Professor Marjorie Freedman’s Let’s Move! Faith and Communities video brings her to a White House celebration with Michelle Obama

Dr. Freedman at the White House

by Marjorie Freedman

Dr. Marjorie Freedman’s winning 3-minute video won her a trip to the White House! The video describes the collaborative effort between San Jose State University (SJSU) and Most Holy Trinity Church (MHT) to fight childhood obesity in a low-income population comprised primarily of ethnic minorities (Vietnamese, Filipino, Hispanic and Samoan) living in East San Jose.

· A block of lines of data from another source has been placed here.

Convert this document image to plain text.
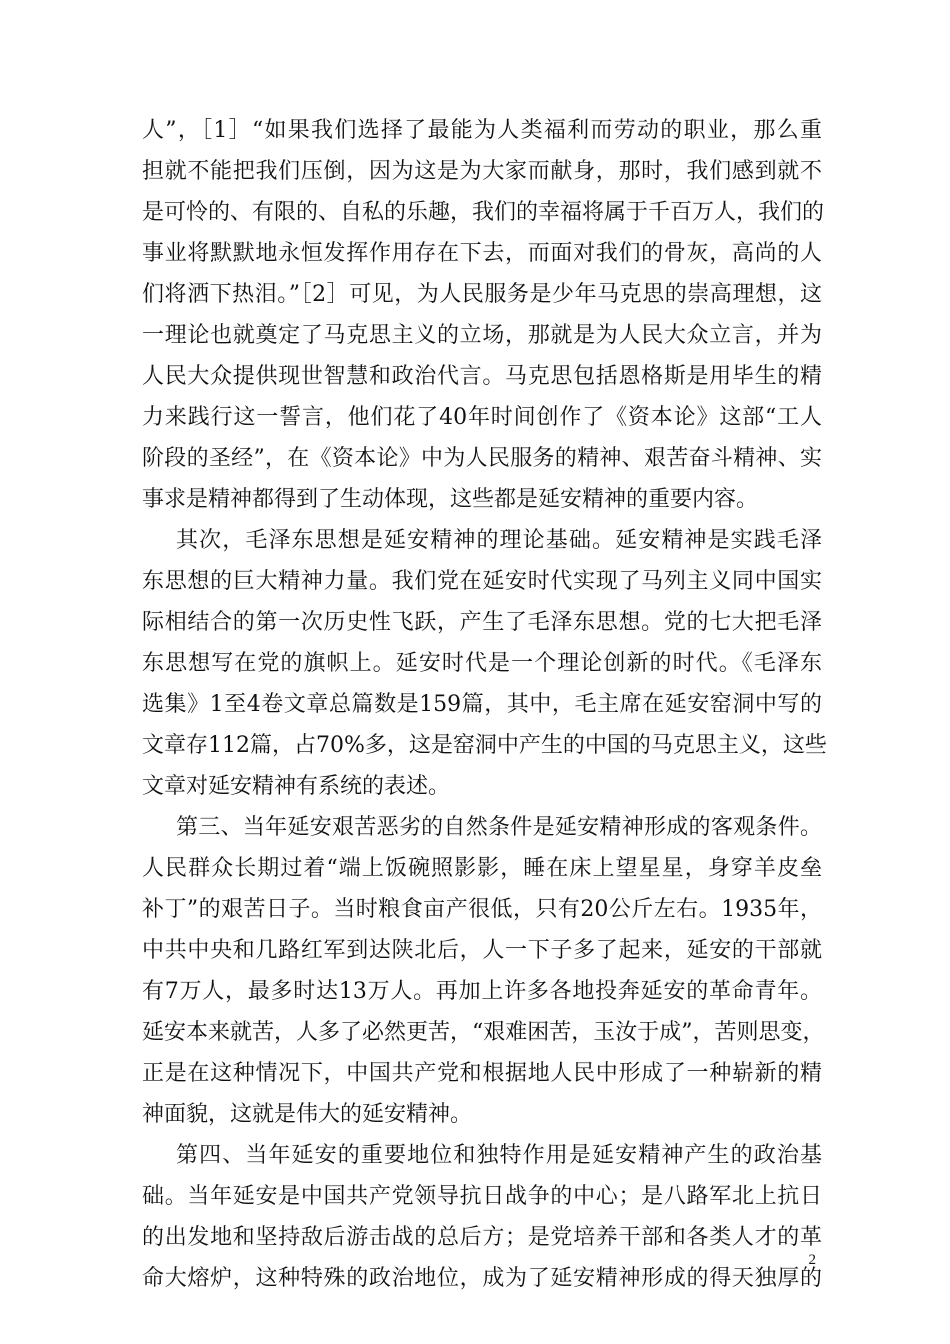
人”，［1］“如果我们选择了最能为人类福利而劳动的职业，那么重
担就不能把我们压倒，因为这是为大家而献身，那时，我们感到就不
是可怜的、有限的、自私的乐趣，我们的幸福将属于千百万人，我们的
事业将默默地永恒发挥作用存在下去，而面对我们的骨灰，高尚的人
们将洒下热泪。”［2］可见，为人民服务是少年马克思的崇高理想，这
一理论也就奠定了马克思主义的立场，那就是为人民大众立言，并为
人民大众提供现世智慧和政治代言。马克思包括恩格斯是用毕生的精
力来践行这一誓言，他们花了40年时间创作了《资本论》这部“工人
阶段的圣经”，在《资本论》中为人民服务的精神、艰苦奋斗精神、实
事求是精神都得到了生动体现，这些都是延安精神的重要内容。
其次，毛泽东思想是延安精神的理论基础。延安精神是实践毛泽
东思想的巨大精神力量。我们党在延安时代实现了马列主义同中国实
际相结合的第一次历史性飞跃，产生了毛泽东思想。党的七大把毛泽
东思想写在党的旗帜上。延安时代是一个理论创新的时代。《毛泽东
选集》1至4卷文章总篇数是159篇，其中，毛主席在延安窑洞中写的
文章存112篇，占70%多，这是窑洞中产生的中国的马克思主义，这些
文章对延安精神有系统的表述。
第三、当年延安艰苦恶劣的自然条件是延安精神形成的客观条件。
人民群众长期过着“端上饭碗照影影，睡在床上望星星，身穿羊皮垒
补丁”的艰苦日子。当时粮食亩产很低，只有20公斤左右。1935年，
中共中央和几路红军到达陕北后，人一下子多了起来，延安的干部就
有7万人，最多时达13万人。再加上许多各地投奔延安的革命青年。
延安本来就苦，人多了必然更苦，“艰难困苦，玉汝于成”，苦则思变，
正是在这种情况下，中国共产党和根据地人民中形成了一种崭新的精
神面貌，这就是伟大的延安精神。
第四、当年延安的重要地位和独特作用是延安精神产生的政治基
础。当年延安是中国共产党领导抗日战争的中心；是八路军北上抗日
的出发地和坚持敌后游击战的总后方；是党培养干部和各类人才的革
命大熔炉，这种特殊的政治地位，成为了延安精神形成的得天独厚的
2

Freedman describes how she joined with parishioners (including Chris Rodriguez, RN, Health Minister) to create the MHT Food Justice Ministry, which worked to promote Let’s Move! key messages. With respect to healthy eating, teens participated in “Cooking Matters” and “Rethink Your Drink Classes.” Nutrition education materials included weekly bulletin columns in English, Spanish and Vietnamese, distribution of hundreds of bilingual children’s books promoting drinking water, and over 1000 Healthy Fresh Food Access Guides.  The video highlighted the development and adoption of a healthy food and beverage policy.  It described how MHT Food Justice partnered with Second Harvest Food Bank and Catholic Charities to promote CalFresh (SNAP or Food Stamp) benefits and how “double up bucks” programs enabled CalFresh participants to use their EBT card at local famers’ markets and the Farmstand at nearby Veggielution Community Farm.  Finally, the video highlighted how MHT youth are incorporating physical activity into their routines.  Filipino dance groups, Vietnamese Lion dancers, and the MHT Samoan Youth are shown practicing fun ways to “Move” while preserving their cultural identity.

Dr. Freedman would like to acknowledge the hard work and enthusiasm  of SJSU students, MHT parishioners, and the strong support of  collaborative partners (e.g., SCC Public Health Department, Social Services Agency, Three Squares, Pacific Coast Farmers’ Market Association, First 5 SCC, Second Harvest Food Bank, Catholic Charities, the Jewish Community Relations Council and Veggielution Community Farm) who all helped to make this program a success. Support for the program came from a Centers for Disease Control (CDC) Communities Putting Prevention to Work grant, administered by the Santa Clara County Public Health Department.